Trauern? Noch als er sich in die Schlange am Platz der Revolution einreiht, um zusammen mit Hunderttausenden Kubanern dem Verstorbenen die letzte Ehre zu erweisen, fühlt Scherzer einen Zwiespalt. Gibt es den Revolutionär reinen Herzens? War Fidel Castro noch ehrlich, als er die Errungenschaften der Revolution verteidigt hat? War er als Staatsmann noch gerecht oder schon selbstgerecht? Das habe er dort die Leute gefragt.
Einer gab ihm zur Antwort, in Kuba sei niemand verhungert. Ein anderer meinte, Che, Fidel und ihre engsten Mitkämpfer seien sehr jung gewesen, als sie den verhassten Diktator stürzten. Wegen ihrer Jugend verzeihe er ihnen so manchen Fehler. Er sei auch stolz, die Wirtschaftsblockade überlebt zu haben.
Scherzer war vor der Wende in Angola, Mosambik und mehrmals in der Sowjetunion gewesen. Nach dem Fall der Mauer wanderte er die ehemalige deutsch-deutsche Grenze ab, erkundete Osteuropa zu Fuß, war in China und zuletzt in Griechenland unterwegs.
Und warum Kuba erst jetzt? „Ich habe in meinen Büchern das Ende der DDR beschrieben.

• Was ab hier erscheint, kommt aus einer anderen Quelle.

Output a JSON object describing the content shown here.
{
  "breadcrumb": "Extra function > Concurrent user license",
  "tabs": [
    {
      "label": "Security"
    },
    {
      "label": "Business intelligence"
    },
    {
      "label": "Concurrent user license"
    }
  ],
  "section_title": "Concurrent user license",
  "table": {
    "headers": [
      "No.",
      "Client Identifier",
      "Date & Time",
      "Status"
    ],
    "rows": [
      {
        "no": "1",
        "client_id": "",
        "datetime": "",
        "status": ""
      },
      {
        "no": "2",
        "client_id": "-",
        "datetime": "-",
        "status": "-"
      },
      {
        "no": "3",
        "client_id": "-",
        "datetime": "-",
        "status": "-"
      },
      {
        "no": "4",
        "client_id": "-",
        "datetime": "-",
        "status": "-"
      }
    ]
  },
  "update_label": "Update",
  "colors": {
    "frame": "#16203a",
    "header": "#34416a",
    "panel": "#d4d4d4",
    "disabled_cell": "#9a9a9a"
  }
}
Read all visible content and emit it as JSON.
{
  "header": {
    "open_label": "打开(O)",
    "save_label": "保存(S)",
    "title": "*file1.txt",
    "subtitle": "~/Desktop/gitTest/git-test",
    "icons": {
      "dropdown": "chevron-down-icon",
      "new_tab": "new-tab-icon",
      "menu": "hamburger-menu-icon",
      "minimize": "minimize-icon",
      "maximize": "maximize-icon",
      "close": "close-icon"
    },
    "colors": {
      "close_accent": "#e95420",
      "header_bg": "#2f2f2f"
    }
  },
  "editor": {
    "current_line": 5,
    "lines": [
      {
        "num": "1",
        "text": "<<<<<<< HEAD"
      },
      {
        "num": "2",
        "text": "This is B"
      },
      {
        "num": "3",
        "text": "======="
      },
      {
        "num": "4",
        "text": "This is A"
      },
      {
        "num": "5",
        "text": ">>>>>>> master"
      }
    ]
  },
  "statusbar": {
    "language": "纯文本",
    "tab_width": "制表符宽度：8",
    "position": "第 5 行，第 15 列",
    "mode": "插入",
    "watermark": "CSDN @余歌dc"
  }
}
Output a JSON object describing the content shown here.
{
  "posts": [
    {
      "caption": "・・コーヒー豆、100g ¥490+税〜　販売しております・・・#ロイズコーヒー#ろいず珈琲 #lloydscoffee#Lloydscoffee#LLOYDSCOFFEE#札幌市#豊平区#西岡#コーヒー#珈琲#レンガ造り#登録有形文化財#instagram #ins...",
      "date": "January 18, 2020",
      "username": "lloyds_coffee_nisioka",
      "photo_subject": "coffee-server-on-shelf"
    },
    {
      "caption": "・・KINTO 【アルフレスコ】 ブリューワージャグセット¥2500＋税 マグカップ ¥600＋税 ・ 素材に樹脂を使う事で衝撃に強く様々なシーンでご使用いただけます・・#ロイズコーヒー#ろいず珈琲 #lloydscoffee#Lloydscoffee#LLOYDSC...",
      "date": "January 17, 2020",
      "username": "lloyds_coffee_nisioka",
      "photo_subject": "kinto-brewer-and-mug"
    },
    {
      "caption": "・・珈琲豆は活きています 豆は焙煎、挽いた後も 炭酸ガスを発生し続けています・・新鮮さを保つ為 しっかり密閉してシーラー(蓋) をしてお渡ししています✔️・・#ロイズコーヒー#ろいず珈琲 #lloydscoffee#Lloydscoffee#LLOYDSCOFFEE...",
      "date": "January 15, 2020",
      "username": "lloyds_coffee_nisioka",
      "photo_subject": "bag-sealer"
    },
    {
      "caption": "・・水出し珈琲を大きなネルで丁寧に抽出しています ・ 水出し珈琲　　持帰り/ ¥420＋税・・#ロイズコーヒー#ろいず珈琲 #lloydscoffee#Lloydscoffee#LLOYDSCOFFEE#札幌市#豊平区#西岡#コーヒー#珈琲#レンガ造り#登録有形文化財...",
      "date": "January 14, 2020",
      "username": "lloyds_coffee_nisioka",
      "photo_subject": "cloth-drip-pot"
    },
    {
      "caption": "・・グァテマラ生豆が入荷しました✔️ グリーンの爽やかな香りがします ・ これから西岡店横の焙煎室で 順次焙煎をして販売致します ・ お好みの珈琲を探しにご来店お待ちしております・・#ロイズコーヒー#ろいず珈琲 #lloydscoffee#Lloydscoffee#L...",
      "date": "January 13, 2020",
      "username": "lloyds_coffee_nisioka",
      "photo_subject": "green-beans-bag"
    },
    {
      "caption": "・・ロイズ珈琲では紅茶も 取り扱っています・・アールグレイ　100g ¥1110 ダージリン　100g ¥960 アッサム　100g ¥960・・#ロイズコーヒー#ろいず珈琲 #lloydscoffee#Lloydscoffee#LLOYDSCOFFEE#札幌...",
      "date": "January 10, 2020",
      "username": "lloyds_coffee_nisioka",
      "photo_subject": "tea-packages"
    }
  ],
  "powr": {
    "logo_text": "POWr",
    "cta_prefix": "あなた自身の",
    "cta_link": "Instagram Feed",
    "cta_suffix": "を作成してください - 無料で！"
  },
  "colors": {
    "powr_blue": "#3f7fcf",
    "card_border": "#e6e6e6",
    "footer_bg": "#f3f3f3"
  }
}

Und in Kuba, wo es Bildung und gleiche Chancen für alle gegeben hat, siehst du jetzt, wie sich die Gesellschaft spaltet.“
Scherzer besucht verfallende Häfen und freie Bauernmärkte, unterhält sich mit Pizza-bäckern, Bloggern und einem Ex-fußballnationaltrainer. Er trifft einen Eichsfelder, der zurzeit das Capitol restauriert und zum Papstbesuch die Kathedrale von Havanna vom Schmutz der letzten zwei Jahrhunderte befreit hat.
Sein Briefträger-job macht es dem 76Jährigen nicht immer leicht. Nach dem Dorf La Guinea muss er lange suchen. Dort sitzt ein Kaffeebauer glücklich im Schein einer Glühbirne. Ein Erfurter hat Geld für die Solaranlage gespendet. Das Dorf ist noch nicht ans Elektrizitätsnetz angeschlossen. „Fidel y Maria para siempre“, wünscht Großmutter Maria zum Abschied: Fidel und die heilige Maria sollen ihn immer begleiten. Da wusste Scherzer, dass er angekommen ist.